1907 Bakelite  Em 1907, o químico belga naturalizado americano, Leo Baekeland (1863-1944) criou o primeiro plástico totalmente sintético e comercialmente viável, o Bakelite. Começava a era dos plásticos modernos, feitos à base de petróleo, carvão e gás natural. 1909  Descartáveis  Em 1909 surge o descartável, que vem atender a legislação americana que proibia o uso de xícaras comunitárias em veículos do transporte público, como os trens, o que evitava a disseminação de doenças.

1930 Novos polímeros  Na década de 1930, os fabricantes aprenderam a produzir poliestireno, polímeros acrílicos e poli (cloreto de vinila) a partir do petróleo. Em segundo lugar, a moldagem por injeção deixou de ser um problema e tornou-se totalmente automática em 1937.
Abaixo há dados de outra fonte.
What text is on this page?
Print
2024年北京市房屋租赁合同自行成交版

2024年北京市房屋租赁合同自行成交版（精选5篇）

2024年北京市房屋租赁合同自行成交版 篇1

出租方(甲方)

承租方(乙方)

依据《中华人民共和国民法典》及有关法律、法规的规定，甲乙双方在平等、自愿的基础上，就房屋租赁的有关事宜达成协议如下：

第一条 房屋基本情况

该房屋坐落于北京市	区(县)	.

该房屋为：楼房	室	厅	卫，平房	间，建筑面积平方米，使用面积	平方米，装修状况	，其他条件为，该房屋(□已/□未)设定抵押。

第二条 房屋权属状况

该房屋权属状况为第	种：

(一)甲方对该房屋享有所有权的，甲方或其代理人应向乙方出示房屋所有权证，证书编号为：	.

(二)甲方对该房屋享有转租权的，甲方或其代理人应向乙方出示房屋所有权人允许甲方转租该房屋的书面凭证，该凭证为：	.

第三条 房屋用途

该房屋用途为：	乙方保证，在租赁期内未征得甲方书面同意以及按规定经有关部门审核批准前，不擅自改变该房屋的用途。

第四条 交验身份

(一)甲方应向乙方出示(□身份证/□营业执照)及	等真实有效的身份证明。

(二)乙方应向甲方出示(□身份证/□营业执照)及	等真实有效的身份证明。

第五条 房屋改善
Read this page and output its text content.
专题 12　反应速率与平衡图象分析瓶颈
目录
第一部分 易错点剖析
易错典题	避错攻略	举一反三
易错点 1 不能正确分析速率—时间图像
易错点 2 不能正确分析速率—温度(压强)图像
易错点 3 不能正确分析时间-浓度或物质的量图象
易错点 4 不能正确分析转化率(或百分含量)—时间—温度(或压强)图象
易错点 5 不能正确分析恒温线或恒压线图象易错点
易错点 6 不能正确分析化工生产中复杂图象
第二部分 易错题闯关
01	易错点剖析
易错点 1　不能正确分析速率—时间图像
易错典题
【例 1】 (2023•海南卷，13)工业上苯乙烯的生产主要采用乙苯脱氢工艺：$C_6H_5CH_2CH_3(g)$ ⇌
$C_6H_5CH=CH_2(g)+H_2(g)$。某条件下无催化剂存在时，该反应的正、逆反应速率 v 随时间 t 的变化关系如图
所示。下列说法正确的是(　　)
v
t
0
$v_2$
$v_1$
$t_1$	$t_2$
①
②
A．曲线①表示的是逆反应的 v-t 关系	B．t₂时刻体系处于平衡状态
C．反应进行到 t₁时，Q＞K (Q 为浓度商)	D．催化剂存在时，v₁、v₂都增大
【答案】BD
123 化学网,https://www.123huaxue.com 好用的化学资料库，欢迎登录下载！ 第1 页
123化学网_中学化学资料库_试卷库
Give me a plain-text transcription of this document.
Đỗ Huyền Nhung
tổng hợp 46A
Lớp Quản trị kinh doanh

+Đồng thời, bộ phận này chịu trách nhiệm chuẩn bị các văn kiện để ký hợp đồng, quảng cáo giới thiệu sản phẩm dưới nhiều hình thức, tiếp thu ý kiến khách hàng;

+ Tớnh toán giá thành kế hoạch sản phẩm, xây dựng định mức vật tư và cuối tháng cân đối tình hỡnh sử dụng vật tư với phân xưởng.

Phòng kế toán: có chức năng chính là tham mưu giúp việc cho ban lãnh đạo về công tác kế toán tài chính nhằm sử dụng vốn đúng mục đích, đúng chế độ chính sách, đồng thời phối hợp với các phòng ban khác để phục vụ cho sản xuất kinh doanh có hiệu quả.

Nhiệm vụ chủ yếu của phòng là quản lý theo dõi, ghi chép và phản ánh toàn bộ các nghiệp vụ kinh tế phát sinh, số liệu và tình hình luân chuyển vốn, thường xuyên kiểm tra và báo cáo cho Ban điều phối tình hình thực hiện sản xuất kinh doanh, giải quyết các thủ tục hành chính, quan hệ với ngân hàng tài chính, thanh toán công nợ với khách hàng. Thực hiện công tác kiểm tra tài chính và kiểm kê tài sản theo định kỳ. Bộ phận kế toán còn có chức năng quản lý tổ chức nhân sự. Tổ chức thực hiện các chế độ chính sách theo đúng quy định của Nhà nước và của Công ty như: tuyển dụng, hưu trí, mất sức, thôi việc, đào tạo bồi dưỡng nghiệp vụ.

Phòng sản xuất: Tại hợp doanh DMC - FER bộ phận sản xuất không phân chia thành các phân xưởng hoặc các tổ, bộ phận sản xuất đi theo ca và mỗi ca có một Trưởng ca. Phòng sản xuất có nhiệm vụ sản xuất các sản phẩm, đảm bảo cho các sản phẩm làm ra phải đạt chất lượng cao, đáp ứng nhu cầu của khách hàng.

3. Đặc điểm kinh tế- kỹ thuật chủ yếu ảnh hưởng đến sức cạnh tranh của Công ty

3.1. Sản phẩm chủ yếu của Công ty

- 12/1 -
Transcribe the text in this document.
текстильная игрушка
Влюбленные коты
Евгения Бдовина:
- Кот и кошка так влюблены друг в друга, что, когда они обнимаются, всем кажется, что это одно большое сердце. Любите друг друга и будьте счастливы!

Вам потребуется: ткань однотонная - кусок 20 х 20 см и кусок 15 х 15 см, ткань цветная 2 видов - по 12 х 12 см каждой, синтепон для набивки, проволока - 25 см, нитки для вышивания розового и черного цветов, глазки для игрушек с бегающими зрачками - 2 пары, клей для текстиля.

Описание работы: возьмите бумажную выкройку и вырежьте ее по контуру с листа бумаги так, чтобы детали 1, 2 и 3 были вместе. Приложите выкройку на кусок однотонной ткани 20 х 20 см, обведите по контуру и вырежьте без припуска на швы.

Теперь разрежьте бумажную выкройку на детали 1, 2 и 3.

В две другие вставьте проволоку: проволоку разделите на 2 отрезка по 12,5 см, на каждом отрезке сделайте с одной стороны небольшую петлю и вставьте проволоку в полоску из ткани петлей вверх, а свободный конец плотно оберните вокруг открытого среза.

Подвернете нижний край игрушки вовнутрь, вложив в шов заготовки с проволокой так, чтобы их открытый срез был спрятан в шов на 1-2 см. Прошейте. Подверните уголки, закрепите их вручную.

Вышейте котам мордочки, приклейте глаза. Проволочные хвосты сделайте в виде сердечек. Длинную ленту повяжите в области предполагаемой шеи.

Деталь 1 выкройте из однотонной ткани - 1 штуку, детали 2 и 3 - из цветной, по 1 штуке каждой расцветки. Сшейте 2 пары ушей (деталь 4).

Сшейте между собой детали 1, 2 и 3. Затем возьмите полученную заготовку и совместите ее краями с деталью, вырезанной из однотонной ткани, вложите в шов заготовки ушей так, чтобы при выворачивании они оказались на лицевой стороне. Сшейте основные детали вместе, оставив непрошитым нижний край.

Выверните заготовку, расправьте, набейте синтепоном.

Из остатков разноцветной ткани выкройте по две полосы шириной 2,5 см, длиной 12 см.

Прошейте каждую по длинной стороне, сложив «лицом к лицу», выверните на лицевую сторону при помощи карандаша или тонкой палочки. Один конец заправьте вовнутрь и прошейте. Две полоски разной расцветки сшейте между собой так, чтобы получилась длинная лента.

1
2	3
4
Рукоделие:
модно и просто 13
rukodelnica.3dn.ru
1938 Vestimentas  Em 1938 a Poliamida (nylon®) foi inventada, novo passo foi dado pelo plástico em direção à intimidade e ao corpo humano. O plástico entrou no âmbito da moda, do estilo e da elegância. 1940 Transfusões de sangue A partir da década de 1940, as bolsas de sangue e seringas descartáveis de plástico passaram a ser usadas para salvar vidas. Inicialmente os produtos foram usados na Segunda Guerra Mundial, mas depois os produtos descartáveis mudaram irreversivelmente as rotinas de saúde. 

1960 Novos usos  Nos anos 60, o plástico atingiu seu ápice em termos estéticos. Móveis, lustres, utensílios, tecidos, acessórios, tudo poderia - e deveria - ser de plástico: colorido, chamativo, de formato exótico e acabamento perfeito. Durante muitos anos, o plástico foi referência estética, visual e de bom gosto. O plástico chegou com apelo futurista, arrojado, dinâmico e alinhou o Brasil à modernidade do mundo. Além disso, a corrida espacial começa nos anos 60 e os plásticos aparecem como importante material na produção de componentes para naves espaciais. Seu baixo peso e versatilidade fazem dele um material fundamental para o sucesso da exploração espacial.

1980 Automóveis Os meios de transportes começam a utilizar maior quantidade de conteúdo em plástico que alcança 11% em 1988. Além disso, houve avanços também para os aviões. O primeiro teste de um avião todo produzido em plásticos é realizado neste ano. Nesta década, os hábitos de compras mudaram muito com o surgimento dos super e hipermercados no Brasil, e com eles, veio a redução da compra de alimentos frescos. Os plásticos são desta forma, muito usados nas embalagens e são essenciais para manter o frescor dos produtos que compramos.

1990  Novas demandas  Embora os plásticos já fossem considerados materiais “maduros” houve novos e importantes desenvolvimentos durante este período. As demandas dos consumidores por produtos com maiores tempos de prateleira e frescor levaram ao desenvolvimento de sofisticados filmes multicamadas que eram frequentemente mais finos que seus antecessores menos eficientes. Com o aumento da ênfase na proteção ao meio ambiente, novas técnicas foram desenvolvidas para recuperar e reciclar os produtos plásticos ao término de sua vida útil.